It wasn’t supposed to happen this way.
In the past, John Boswell, owner of the Port Richmond Pour House at the corner of Clearfield and Wiekel streets, had held a few informal conversations with his neighbors discussing the possibility of creating a community organization for the part of the neighborhood west of Aramingo Avenue.
It’s an area, he said, that is underrepresented and could use an organized group of neighbors working for the benefit of the entire community.
In planning a meeting that was held Wednesday evening, Sept. 28, Boswell said he expected a few residents, calm discussion and planning intended to help create a community association.
But, instead, Boswell quickly found his establishment flooded with fired-up residents — more than 50 stuffed into the small bar, standing shoulder-to-shoulder — ready to decry the problem of drugs and violence in the community.
At 4 p.m. that day, three people were shot — including a 23-year-old woman, a 19-year-old man and a 50-year-old man, none fatally — at Wiekel and Ann streets. Residents who came to Boswell’s meeting said they were fed up with the state of the neighborhood and were willing to do whatever it might take to make a change.
“I have no real agenda. I just wanted to get people together, learn some faces and names,” Boswell told the crowd.
Boswell suggested calling the group the West Aramingo Community Action Committee.
It’s also been called the West Port Richmond Community Action Network, but nothing has been finalized.
D. Michael Blackie, a neighborhood resident and community representative for the Mayor’s Office of Community Services, said he believes the boundaries of the new group would cover the area from Lehigh Avenue to Westmoreland Street, between Aramingo and Frankford avenues.
“There’s nothing here. There’s nothing that represents this side,” said Blackie. “We need to bring city services to this community … We want to have a voice that City Hall will hear.”
However, Patty-Pat Kozlowski, president of Port Richmond on Patrol and Civic association, said that her group tries to address concerns throughout that area.
She said PROPAC covers areas from the Delaware River to the Trenton Avenue bridge, between Lehigh Avenue and the Frankford Creek.
But, she noted, this large coverage area can leave residents wanting something more focused within their immediate area.

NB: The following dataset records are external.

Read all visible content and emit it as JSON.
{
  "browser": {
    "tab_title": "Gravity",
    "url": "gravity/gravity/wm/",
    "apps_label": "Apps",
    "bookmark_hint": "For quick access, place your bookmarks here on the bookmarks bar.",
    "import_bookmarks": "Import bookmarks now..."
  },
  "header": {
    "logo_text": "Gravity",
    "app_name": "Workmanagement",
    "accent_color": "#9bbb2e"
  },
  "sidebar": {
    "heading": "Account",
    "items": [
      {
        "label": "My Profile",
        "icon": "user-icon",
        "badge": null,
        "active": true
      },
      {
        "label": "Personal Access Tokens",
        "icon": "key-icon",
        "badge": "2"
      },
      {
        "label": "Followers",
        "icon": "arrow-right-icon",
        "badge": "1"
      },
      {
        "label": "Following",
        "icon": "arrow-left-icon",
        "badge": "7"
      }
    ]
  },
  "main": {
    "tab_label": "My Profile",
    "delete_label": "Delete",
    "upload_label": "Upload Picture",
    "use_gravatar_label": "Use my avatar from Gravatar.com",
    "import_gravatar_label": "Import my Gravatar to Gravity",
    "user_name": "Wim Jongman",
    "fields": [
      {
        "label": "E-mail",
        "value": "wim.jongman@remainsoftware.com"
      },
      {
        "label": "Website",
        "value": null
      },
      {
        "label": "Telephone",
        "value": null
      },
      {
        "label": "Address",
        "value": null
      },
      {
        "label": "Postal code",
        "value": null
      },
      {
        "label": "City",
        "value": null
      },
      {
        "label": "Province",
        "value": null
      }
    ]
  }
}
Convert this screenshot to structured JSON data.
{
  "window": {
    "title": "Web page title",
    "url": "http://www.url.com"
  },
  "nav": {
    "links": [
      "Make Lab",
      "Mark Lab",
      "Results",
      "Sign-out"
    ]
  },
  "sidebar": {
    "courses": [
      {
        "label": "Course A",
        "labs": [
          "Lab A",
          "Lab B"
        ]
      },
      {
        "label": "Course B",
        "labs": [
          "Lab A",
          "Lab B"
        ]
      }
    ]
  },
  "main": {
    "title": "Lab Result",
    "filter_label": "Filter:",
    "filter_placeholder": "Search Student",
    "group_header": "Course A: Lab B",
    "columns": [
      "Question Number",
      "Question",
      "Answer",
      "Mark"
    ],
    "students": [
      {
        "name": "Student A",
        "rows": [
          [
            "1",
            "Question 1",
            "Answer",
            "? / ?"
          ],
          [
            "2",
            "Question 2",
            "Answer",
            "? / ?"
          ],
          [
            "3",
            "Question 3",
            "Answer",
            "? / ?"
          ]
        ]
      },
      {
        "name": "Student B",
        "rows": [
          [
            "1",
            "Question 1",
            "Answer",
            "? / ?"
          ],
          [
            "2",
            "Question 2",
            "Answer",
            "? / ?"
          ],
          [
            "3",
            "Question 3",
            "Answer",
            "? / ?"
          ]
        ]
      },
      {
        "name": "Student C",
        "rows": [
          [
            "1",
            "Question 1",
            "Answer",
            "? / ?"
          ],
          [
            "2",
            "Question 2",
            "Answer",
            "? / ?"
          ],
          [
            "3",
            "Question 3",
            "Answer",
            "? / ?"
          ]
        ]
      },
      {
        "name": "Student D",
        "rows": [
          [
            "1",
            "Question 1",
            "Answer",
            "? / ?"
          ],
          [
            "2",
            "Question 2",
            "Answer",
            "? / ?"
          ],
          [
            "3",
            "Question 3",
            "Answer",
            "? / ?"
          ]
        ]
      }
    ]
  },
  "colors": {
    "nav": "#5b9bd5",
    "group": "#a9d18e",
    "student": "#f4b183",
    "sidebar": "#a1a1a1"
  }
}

“I think it’s a great idea,” she said, of the plan for a group to support areas west of Aramingo Avenue. “More power to them. I don’t think it could hurt; there’s more power in numbers.”
Yet, as the meeting began, it seemed flared tempers took the place of rational conversation as the conversation dissolved into a shouting match.
The noise level hit a crescendo when a resident, who refused to give his name to a reporter, screamed that any action to remove drug dealers from the community might have police “treat us the way they should treat them.”
“We don’t want to be the ones getting locked up to defend ourselves,” he yelled.
However, Boswell was able to calm tensions after the man stormed out by continuing the conversation and getting everyone in the room involved.
“We can’t solve the problem tonight, but by getting together, we can start the process,” he said. “We aren’t going to solve the big problem today.”
To start, he said, he hopes to schedule community clean ups and get garbage cans installed along area streets to reduce the amount of litter.
“If we start small, we can work big,” agreed Tracey DiCapua, a mother of four who lives on Tulip Street. “We are all here, we are all neighbors, let’s be neighbors together.”
“We are sick of you selling heroin on the block,” said Boswell, talking about drug sales in the community. “It’s not about winning or losing. We are sick of our neighborhood looking like sh*t all the time.”
As the crowd rallied in support of the burgeoning organization, Boswell said he would commit as much time as possible to helping grow the group, if it helped make the neighborhood a cleaner, safer place to live.
“I will invest as much time and as much money as I can, while feeding my family, to make this neighborhood less scary for my son,” said Boswell.
At the end of the meeting, it seemed many neighbors agreed.
“I live here; someone else isn’t scaring me away,” said Blackie.
“I’m tired of the drugs on the corner. I mean, I find needles on my porch,” said DiCapua. “This is a positive thing. We’ve all just got the nibble at the cookie to take a big bite.”
Maryanne Trombetta, president of the Port Richmond Town Watch and a resident of Tulip Street, said the creation of a group to address problems in the community west of Aramingo Avenue was a “step in the right direction.”